В московских ванных я никогда не встречала окон. В Тегеране у нас была огромная ванная, с большим двустворчатым окном, выходящим на север. Мы жили на высоком этаже, и из ванной открывался самый лучший вид – на северные фешенебельные районы в предгорье Демавенда (Демавенд – спящий вулкан в горном хребте Эльбурс (Альборз) на севере Ирана, в провинции Мазендеран высотой 5870 м над уровнем моря, высшая точка Ирана и всего Ближнего Востока).
Я любила запираться в ванной, включив воду, будто моюсь (мама запрещала высовываться в окно) и, свесив ноги, устраиваться на подоконнике в предзакатное время, когда тегеранцы выходили с шлангами поливать тротуар перед своими домами.
К вечеру асфальт раскалялся, как плита, шипел и пускал клубы пара. Пар поднимался ввысь, смешиваясь с ароматами специй, горы на севере подергивались дымкой, бело-сиреневой и легкой, как чадор незамужней персиянки.
И в тот самый момент, когда тлеющий диск тяжело валился за Демавенд, над городом разносился азан.
Перелетая эхом от репродуктора к репродуктору, пронизывающие его звуки уходили вверх, к горам, и растворялись где-то там, где наши молитвы принимаются к сведению.
А тем временем город, минуя скучные серые сумерки, почти мгновенно, как персиянка чадру, накидывал густое пряное покрывало теплого вечера. Эти всегда внезапные тегеранские вечера, перетекавшие в бархатные ночи, казались мне многомерными, загадочными и полными тайн. А как только в черном неподвижном небе зависал лукавый полумесяц, многообещающе заглядывая к нам в окна, мы опускали светомаскировочные портьеры. С началом войны это стало непременным ритуалом.
Война началась в последний день месяца Шахривар и длилась долгие восемь лет. Но вечерний азан все равно оставался самым волнующим.
Азан в распевном исполнении персидских чтецов считается одним из красивейших в мире. А во мне его звуки и тогда, и сейчас, почти 40 лет спустя, неизменно пробуждают одновременно тревогу и нежность, тихую печаль и спокойную мудрость… И какое-то еще ощущение, название которому я никак не подберу. Что-то похожее на «выход в верхний мир», как сегодня описывают его адепты эзотерики.
Звуки азана до сих пор возвращают меня в то время и в то место.
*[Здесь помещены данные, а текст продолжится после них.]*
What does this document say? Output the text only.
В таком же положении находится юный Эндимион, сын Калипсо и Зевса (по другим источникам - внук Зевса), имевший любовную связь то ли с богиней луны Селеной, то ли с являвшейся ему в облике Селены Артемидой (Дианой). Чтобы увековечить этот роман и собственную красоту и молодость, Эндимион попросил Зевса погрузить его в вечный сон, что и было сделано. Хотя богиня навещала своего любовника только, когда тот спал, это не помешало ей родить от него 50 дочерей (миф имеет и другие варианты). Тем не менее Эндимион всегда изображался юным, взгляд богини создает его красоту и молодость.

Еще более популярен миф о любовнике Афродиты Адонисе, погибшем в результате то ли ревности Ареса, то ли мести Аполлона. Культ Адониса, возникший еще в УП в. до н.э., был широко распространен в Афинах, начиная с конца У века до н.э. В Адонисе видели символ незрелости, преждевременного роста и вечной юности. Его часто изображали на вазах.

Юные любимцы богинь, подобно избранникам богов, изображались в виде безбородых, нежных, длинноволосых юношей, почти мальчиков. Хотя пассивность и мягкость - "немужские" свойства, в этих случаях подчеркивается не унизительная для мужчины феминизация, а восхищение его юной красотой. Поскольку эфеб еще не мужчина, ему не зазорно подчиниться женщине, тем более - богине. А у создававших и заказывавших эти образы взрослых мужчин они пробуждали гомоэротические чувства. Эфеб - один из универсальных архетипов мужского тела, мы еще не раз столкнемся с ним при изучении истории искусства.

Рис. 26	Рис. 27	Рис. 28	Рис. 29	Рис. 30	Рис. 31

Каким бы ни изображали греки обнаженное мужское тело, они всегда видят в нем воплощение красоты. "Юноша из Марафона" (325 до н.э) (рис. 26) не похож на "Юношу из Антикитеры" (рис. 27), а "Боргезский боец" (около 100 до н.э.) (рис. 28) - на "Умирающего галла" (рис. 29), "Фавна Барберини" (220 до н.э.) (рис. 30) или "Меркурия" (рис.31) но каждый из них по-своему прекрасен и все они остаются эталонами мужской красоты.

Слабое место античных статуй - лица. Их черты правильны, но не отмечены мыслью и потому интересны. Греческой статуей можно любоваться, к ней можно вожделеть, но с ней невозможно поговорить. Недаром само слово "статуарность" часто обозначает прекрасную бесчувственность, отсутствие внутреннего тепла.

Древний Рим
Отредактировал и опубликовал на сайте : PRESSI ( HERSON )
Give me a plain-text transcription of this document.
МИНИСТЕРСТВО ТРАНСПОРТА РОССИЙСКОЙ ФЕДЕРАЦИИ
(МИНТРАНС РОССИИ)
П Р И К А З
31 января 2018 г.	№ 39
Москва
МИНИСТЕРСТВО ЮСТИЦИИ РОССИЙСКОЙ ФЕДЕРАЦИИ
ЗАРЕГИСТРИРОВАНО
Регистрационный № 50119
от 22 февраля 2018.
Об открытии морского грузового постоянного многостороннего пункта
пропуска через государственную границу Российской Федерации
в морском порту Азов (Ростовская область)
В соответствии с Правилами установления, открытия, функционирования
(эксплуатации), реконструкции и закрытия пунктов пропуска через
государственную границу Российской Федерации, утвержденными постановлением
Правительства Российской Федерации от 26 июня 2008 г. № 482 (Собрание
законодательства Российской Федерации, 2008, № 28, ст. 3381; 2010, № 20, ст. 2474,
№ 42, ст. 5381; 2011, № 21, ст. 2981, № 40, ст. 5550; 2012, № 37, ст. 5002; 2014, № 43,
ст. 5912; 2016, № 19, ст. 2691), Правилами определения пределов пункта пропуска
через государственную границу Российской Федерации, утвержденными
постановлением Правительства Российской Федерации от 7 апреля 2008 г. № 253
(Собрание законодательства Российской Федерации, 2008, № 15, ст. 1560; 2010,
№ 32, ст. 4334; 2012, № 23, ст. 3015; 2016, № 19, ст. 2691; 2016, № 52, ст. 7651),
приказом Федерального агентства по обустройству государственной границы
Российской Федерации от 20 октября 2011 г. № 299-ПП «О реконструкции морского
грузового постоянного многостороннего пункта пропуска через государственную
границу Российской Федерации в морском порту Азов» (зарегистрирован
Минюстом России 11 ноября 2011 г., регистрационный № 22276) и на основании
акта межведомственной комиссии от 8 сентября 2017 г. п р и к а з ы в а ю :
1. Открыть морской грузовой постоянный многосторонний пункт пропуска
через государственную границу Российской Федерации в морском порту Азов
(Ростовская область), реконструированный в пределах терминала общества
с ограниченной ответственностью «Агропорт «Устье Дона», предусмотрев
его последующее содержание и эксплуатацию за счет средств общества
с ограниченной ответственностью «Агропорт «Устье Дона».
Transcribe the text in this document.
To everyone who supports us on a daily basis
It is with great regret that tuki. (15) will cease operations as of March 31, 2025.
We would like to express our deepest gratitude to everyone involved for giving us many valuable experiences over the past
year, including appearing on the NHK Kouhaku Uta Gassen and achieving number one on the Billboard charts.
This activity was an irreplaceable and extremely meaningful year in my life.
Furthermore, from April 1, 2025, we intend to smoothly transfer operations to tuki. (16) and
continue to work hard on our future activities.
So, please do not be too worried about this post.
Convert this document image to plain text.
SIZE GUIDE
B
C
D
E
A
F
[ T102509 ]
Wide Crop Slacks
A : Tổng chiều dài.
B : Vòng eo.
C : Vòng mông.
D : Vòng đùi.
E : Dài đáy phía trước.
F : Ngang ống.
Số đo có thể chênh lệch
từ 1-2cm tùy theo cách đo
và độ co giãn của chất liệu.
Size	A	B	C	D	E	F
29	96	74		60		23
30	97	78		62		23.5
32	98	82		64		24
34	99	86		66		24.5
Увы, все эти годы поделиться своими тегеранскими историями я по разным причинам не могла. Да и едва ли кто-нибудь, кроме тех, кто был там и тогда, оценил бы по достоинству их своеобразный юмор и авантюризм.
Помню, как мы с моими тегеранскими приятелями-мальчишками весело обхохатывали историю, как моя мама вывела из подполья верхушку курдского освободительного движения.
А несколько лет спустя, когда я пыталась повеселить этим же случаем своих московских сверстников, они лишь таращили на меня глаза, прикидывая, совсем ли я сумасшедшая или просто наглая врушка?!
Но раз уж я пронесла тегеранские истории почти через четыре десятка лет и они до сих пор меня тревожат, значит, быть им рассказанными. Тем более, срок давности деяний давно истек.
Теперь уж можно признаться, что именно я в 1979-м году завезла на территорию молодой Исламской Республики Иран две бутылки советской пшеничной водки. Они были в туловищах двух больших шагающих кукол из «Детского мира» на Дзержинской. Накануне мне исполнилось девять, и кукол из моих девчоночьих грез подарили мне на день рождения. Я так трогательно прижимала своих любимиц к груди на таможенном досмотре, что иранским пограничникам даже в голову не пришло проверить, нет ли у них чего в животе.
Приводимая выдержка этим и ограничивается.